The best answer to this is here : http://www.trendwatching.com/trends/generationg/
Generation G (Generosity not Greed) where giving is the new taking and sharing is the new giving. That’s what the internet is rapidly doing to humanity. As online becomes “the culture” the world is rapidly being transformed by Wikipedia, Facebook, Flickr and so on. The trendwatching article gives a number of excellent suggestions for how an enterprise can participate in the Gen G world. However, we can only do that after……
As Generation G takes over the world – sustainable organizations will be ethical ones. For an unethical business, jumping on the generosity band-wagon will create a backlash like no other. Whatever your generation alphabet – hypocrisy will remain universally detested. Remember the other Gen G problem – information spreads rapidly and aggressively.
If employees, customers and shareholders of tomorrow are Gen G – its time to pick up that ethics tome, dust it off, roll up your sleeves and wade in. It makes sound business sense.

2 Comments:

Blogger Unknown said...

Excellent post.

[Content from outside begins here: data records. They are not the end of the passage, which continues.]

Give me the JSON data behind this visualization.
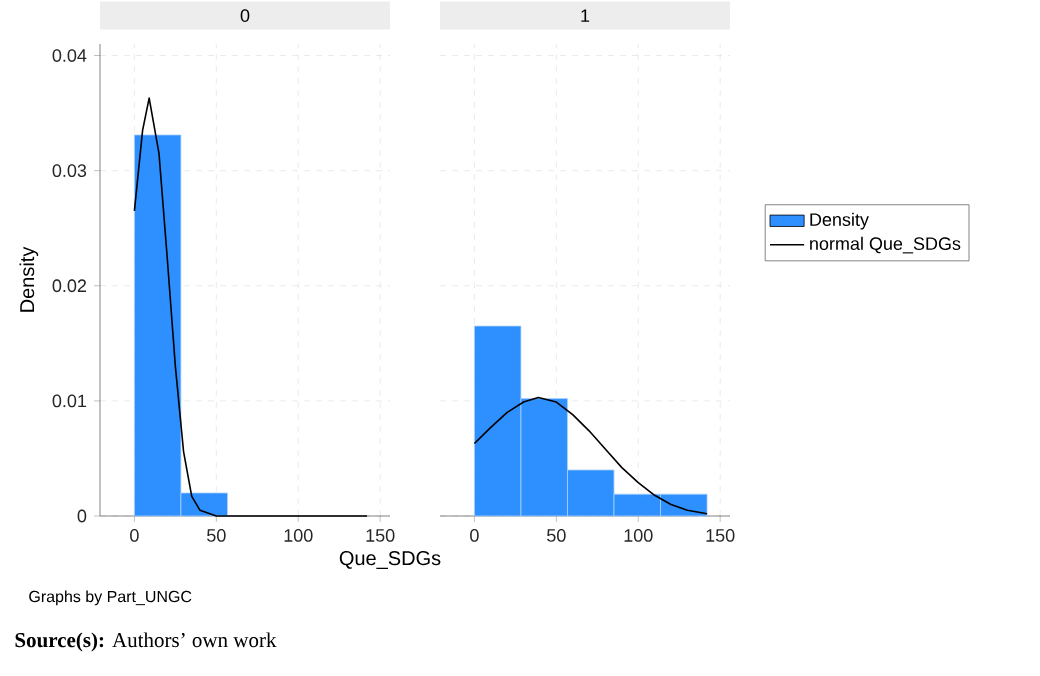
{
  "chart_data": [
    {
      "type": "histogram",
      "title": "0",
      "xlabel": "Que_SDGs",
      "ylabel": "Density",
      "xlim": [
        -21,
        156
      ],
      "ylim": [
        0,
        0.041
      ],
      "xticks": [
        0,
        50,
        100,
        150
      ],
      "yticks": [
        0,
        0.01,
        0.02,
        0.03,
        0.04
      ],
      "grid": true,
      "legend": false,
      "series": [
        {
          "color": "#2e8fff",
          "bins": [
            0,
            28.4,
            56.8
          ],
          "values": [
            0.0331,
            0.002
          ]
        },
        {
          "type": "line",
          "color": "#000000",
          "x": [
            0,
            5,
            9,
            15,
            20,
            25,
            30,
            35,
            40,
            50,
            75,
            142
          ],
          "values": [
            0.0265,
            0.0335,
            0.0363,
            0.0315,
            0.0225,
            0.013,
            0.0056,
            0.0017,
            0.0005,
            0.0,
            0.0,
            0.0
          ]
        }
      ],
      "annotations": [
        "Graphs by Part_UNGC",
        "**Source(s):** Authors’ own work"
      ]
    },
    {
      "type": "histogram",
      "title": "1",
      "xlim": [
        -21,
        156
      ],
      "ylim": [
        0,
        0.041
      ],
      "xticks": [
        0,
        50,
        100,
        150
      ],
      "yticks": [
        0,
        0.01,
        0.02,
        0.03,
        0.04
      ],
      "grid": true,
      "legend": "right",
      "tick_labels": "x",
      "series": [
        {
          "name": "Density",
          "color": "#2e8fff",
          "bins": [
            0,
            28.4,
            56.8,
            85.2,
            113.6,
            142
          ],
          "values": [
            0.0165,
            0.0102,
            0.004,
            0.0019,
            0.0019
          ]
        },
        {
          "name": "normal Que_SDGs",
          "type": "line",
          "color": "#000000",
          "x": [
            0,
            10,
            20,
            30,
            39,
            50,
            60,
            70,
            80,
            90,
            100,
            110,
            120,
            130,
            142
          ],
          "values": [
            0.0063,
            0.0077,
            0.009,
            0.0099,
            0.0103,
            0.0099,
            0.0088,
            0.0074,
            0.0058,
            0.0042,
            0.0029,
            0.0018,
            0.001,
            0.0005,
            0.0002
          ]
        }
      ]
    }
  ]
}
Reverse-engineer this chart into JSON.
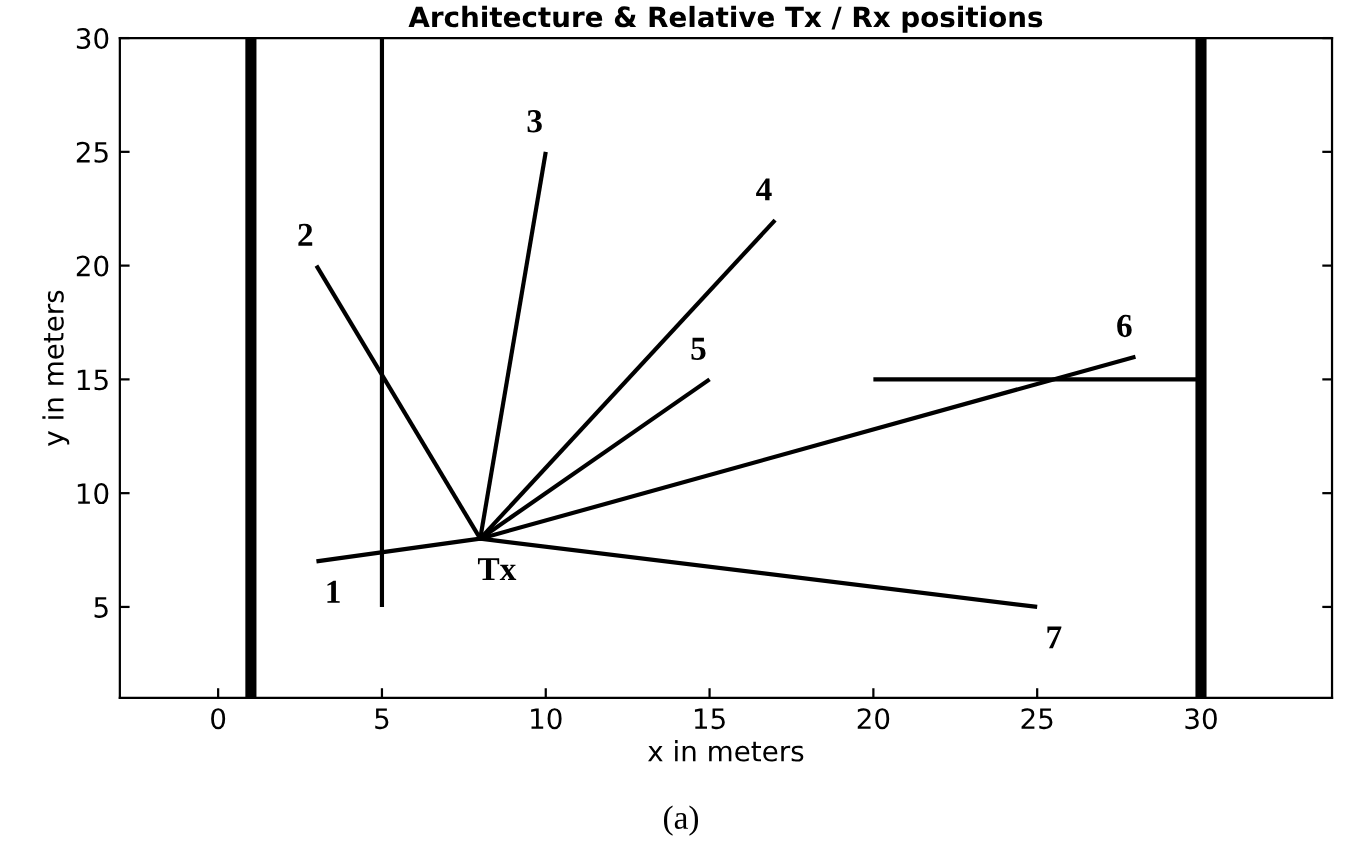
{
  "chart_data": {
    "type": "line",
    "title": "Architecture & Relative Tx / Rx positions",
    "xlabel": "x in meters",
    "ylabel": "y in meters",
    "xlim": [
      -3,
      34
    ],
    "ylim": [
      1,
      30
    ],
    "xticks": [
      0,
      5,
      10,
      15,
      20,
      25,
      30
    ],
    "yticks": [
      5,
      10,
      15,
      20,
      25,
      30
    ],
    "grid": false,
    "legend": false,
    "marker": "none",
    "line_style": "solid",
    "ref_lines": [
      {
        "axis": "x",
        "value": 1,
        "color": "#000000"
      },
      {
        "axis": "x",
        "value": 30,
        "color": "#000000"
      }
    ],
    "series": [
      {
        "color": "#000000",
        "x": [
          5,
          5
        ],
        "values": [
          5,
          30
        ]
      },
      {
        "color": "#000000",
        "x": [
          20,
          30
        ],
        "values": [
          15,
          15
        ]
      },
      {
        "color": "#000000",
        "x": [
          8,
          3
        ],
        "values": [
          8,
          20
        ]
      },
      {
        "color": "#000000",
        "x": [
          8,
          10
        ],
        "values": [
          8,
          25
        ]
      },
      {
        "color": "#000000",
        "x": [
          8,
          17
        ],
        "values": [
          8,
          22
        ]
      },
      {
        "color": "#000000",
        "x": [
          8,
          15
        ],
        "values": [
          8,
          15
        ]
      },
      {
        "color": "#000000",
        "x": [
          8,
          28
        ],
        "values": [
          8,
          16
        ]
      },
      {
        "color": "#000000",
        "x": [
          3,
          8,
          25
        ],
        "values": [
          7,
          8,
          5
        ]
      }
    ],
    "annotations": [
      {
        "text": "1",
        "x": 3,
        "y": 7
      },
      {
        "text": "2",
        "x": 3,
        "y": 20
      },
      {
        "text": "3",
        "x": 10,
        "y": 25
      },
      {
        "text": "4",
        "x": 17,
        "y": 22
      },
      {
        "text": "5",
        "x": 15,
        "y": 15
      },
      {
        "text": "6",
        "x": 28,
        "y": 16
      },
      {
        "text": "7",
        "x": 25,
        "y": 5
      },
      {
        "text": "Tx",
        "x": 8,
        "y": 8
      },
      "(a)"
    ]
  }
}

Transparency is very much big change that organizations must engage in but is hardest in the transition -- not everyone is doing it yet and there will be initial start-up costs that make it hard to wade in! As you point out, with time, more and more information will be transmitted aggressively and organizations will not be able to control it.

11:10 AM  
Blogger Krishnan said...

Actually Linda - it would be interesting to look at this from the other direction. Assuming an enterprise desires ethicality - why would it not be transparent ? Leaving aside actual legal confidentiality issues (which can be treated as outside the scope of this discussion) the only reason could be the organisation's concern that they might leak their "secret sauce" and lose competitiveness. In today's world - just thinking like this means the organisation is probably already losing competitiveness (which has long ceased to be a static target).
Do let me know if you come across examples of organizations that have managed this transition.